Let’s face it, for most it all boils down to cost. Either the customer is trying to get something accomplished within a certain budget or you’re trying to provide something cheap enough to get the gig. Outsourcing sounds like a great option as it allows for overhead to be lower thus reducing the overall cost of the project to a level someone is willing to pay. Don’t compromise. For yourself and for your customer, the outsourced option needs to be heavily weighed beyond the price. There should be full disclosure as well as clear expectations when going that route. Sometimes the better route is to help the customer get more realistic in their expectations/budget and not try and squeeze in something that will probably result in a losing venture for all involved.

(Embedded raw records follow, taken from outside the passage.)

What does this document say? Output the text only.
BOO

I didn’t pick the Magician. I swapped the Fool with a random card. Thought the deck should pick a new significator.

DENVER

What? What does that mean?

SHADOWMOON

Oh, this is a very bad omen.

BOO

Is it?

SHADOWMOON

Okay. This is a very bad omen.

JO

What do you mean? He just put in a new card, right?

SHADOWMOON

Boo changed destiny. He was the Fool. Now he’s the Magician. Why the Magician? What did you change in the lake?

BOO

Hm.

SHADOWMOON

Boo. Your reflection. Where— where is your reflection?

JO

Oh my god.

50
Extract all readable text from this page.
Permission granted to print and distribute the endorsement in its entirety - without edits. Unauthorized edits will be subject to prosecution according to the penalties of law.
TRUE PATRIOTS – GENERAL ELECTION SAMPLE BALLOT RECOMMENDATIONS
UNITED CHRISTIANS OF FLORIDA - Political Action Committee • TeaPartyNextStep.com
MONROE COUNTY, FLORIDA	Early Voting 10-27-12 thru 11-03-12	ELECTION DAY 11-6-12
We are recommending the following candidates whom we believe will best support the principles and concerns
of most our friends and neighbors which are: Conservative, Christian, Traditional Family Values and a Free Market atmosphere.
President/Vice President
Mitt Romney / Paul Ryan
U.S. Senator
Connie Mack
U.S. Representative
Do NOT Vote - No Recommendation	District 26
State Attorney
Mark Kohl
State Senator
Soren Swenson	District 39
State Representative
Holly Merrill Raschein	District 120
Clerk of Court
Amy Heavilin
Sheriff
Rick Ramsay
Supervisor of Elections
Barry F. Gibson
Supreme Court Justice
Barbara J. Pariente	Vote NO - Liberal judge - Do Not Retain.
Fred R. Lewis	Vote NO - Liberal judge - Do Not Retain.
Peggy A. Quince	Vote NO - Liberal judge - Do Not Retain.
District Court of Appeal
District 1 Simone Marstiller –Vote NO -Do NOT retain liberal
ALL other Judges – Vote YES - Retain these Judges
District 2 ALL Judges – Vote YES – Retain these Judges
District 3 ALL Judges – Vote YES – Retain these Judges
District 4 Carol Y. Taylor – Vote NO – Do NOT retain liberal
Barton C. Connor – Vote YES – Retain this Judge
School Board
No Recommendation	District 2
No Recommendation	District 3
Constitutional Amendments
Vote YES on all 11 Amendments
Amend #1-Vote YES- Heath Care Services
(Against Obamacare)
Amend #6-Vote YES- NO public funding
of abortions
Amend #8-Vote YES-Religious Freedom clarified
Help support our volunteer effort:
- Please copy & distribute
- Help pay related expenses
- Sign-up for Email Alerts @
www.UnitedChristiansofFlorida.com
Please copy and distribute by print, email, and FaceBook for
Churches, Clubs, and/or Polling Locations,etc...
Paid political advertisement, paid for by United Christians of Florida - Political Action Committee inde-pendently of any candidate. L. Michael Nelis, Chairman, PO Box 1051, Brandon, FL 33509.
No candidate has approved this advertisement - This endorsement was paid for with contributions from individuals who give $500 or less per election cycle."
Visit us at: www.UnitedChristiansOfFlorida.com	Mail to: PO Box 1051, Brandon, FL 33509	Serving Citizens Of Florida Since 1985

“I disagree, I had a great experience with outsourcing!”

Great! So have I, in many cases. For great Joomla custom development I have worked with a wonderful company in Minsk, Belarus, called Belitsoft. I even travelled to their office for a large project and worked for a week together. Great company, great leadership, great future. One major dilemma still exists – they’re in Minsk, Belarus, I’m in San Diego, CA. As great as the partnership has been, there have been those times that we have been really in a tight spot as something was discovered Friday afternoon PST without any option to fix before Monday.

What’s the solution?

I believe at worst a hybrid of outsourcing and local-sourcing is appropriate. Find a local company (hence local-sourcing) to partner with and maybe have small elements outsourced beyond that if necessary is ideal – someone you can sit across a table with from time to time or brain-storm on a white-board has its place. It is definitely cost effective to find outside help for projects, but take caution in the distance you are willing to go.

Overall my encouragement is to analyze the entire project and time required both on the development AND the communication.